Slugging from the Jug

     My family were milk fiends.

     It was commonplace for our father to come home from work with an empty lunch bag and a four-litre bag of milk, no questions necessary.  There were six of us under one roof at the time, and we drank milk with a frenzy that made our fingernails shine with calcium stains.  It didn’t matter whether it was breakfast (cereal, though never in coffee; that’s just weird, that’s what cream’s for), lunch (sandwiches and a bottle of milk with a big old ice pack), dinner (meat, vegetables, starch, milk) or snack time (chips or homemade oatmeal chocolate chip cookies with milk, respectfully), milk was always well represented.  In-between meals and especially in the middle of the night, with a quiet house and the sole light beaming from a full fridge, there were always jug slugs, and I’m sorry to say these were exactly what they sounded like.

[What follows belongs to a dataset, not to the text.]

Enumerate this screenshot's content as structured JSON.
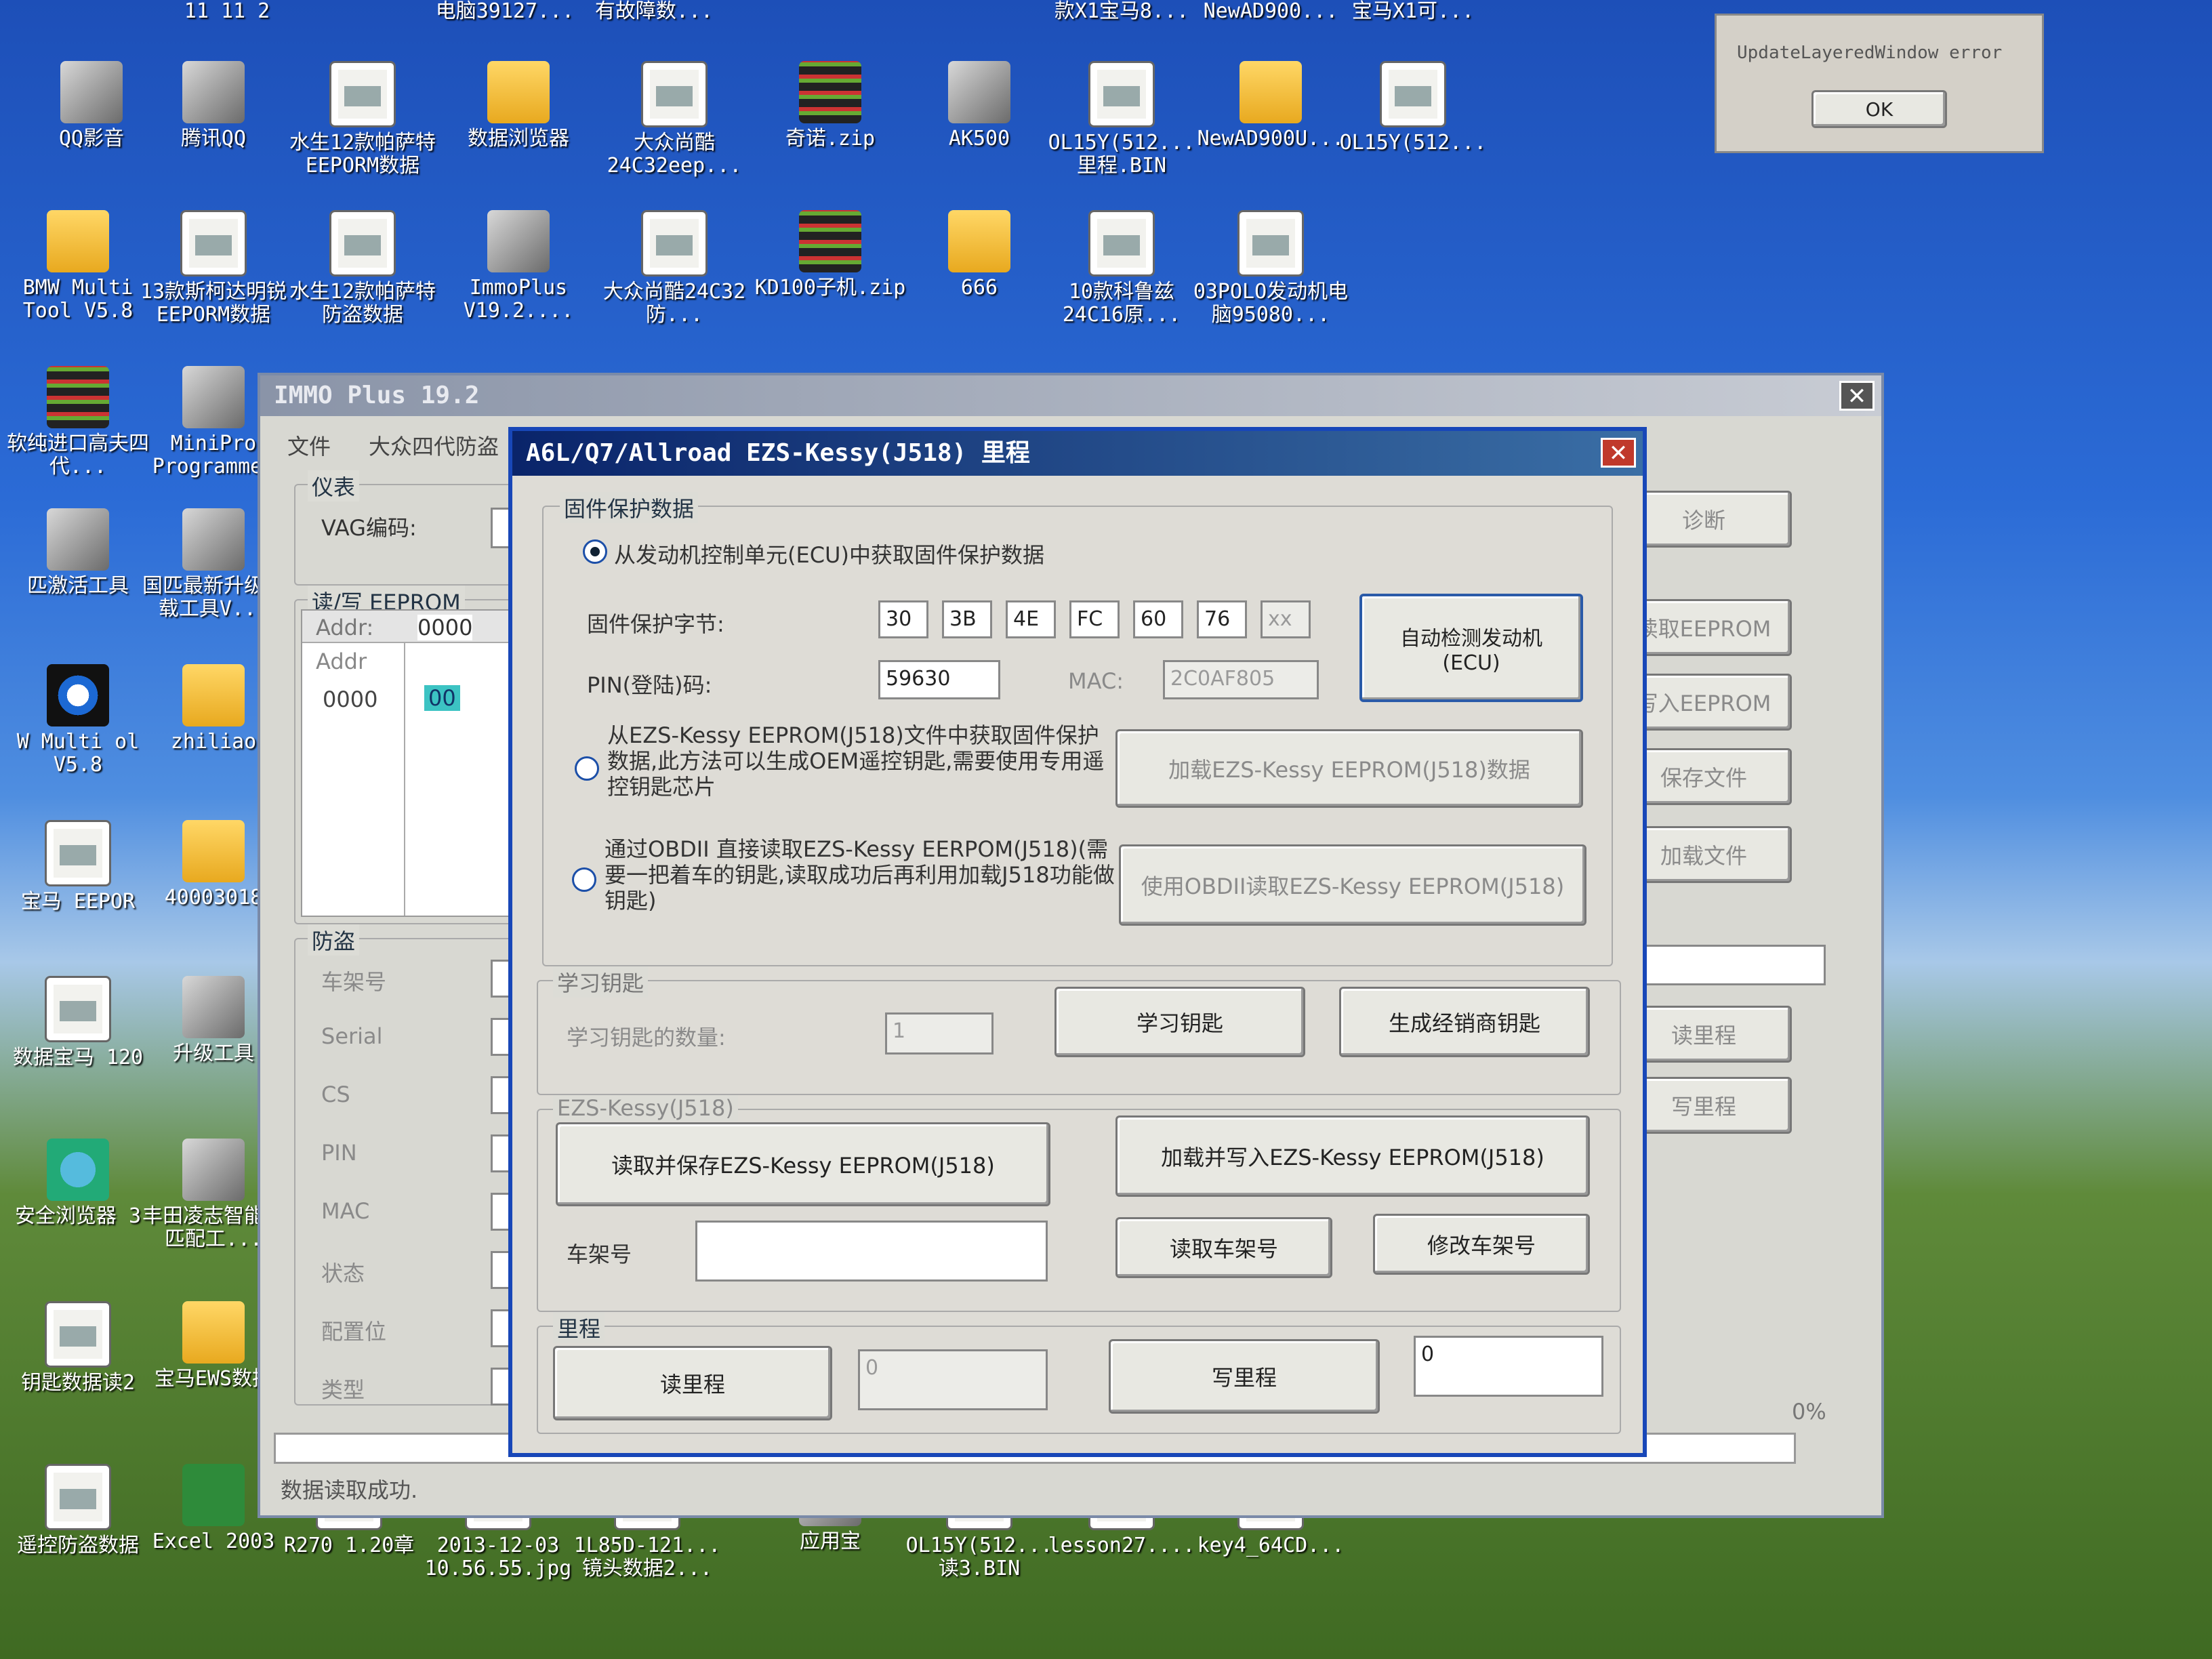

     If you caught someone slugging from the jug, you had a free pass to give them a smack and sound outraged, but we all did it, this delicious hypocrisy, and we all habitually screwed over the next person who needed milk next by leaving about a teaspoon in the jug which my Mum always had to change, (though she got us back by the ruby-red lipstick marks on the edge of the bag in a small yet poignant protest of maternal duty).

     I know it’s gross, and I’d like to say I’ve stopped.

     A former co-worker of mine, a charming man named Duke, once chastised me for drinking milk as a grown woman, scorning it as “the tit-juice of some other land beast,” and I laughed because he was right and because that was the most ribald thing I’d heard in a while.  While I could fleetingly grasp at a concept that suggests a missing comfort in my infancy, bolstered by the slugging of the jug, I’d rather not complicate simple joys in seeking to justify a guilty pleasure that I’ve little intention of stopping.

     Recently, I dropped my son off at my Mum’s for an overnight, and helped myself to some leftover pork lo mein from a container in the fridge.

     “Are you going to put that on a plate?”  She asked me, incensed.

     “Have you stopped slugging from the jug?”

     My Dad has ceased drinking milk entirely, and tries to flog both chocolate and white off on me after my other siblings have been over to visit, but I prefer my milk in stolen sips in the middle-of-the-night, on a cold tiled floor, in-between dreams.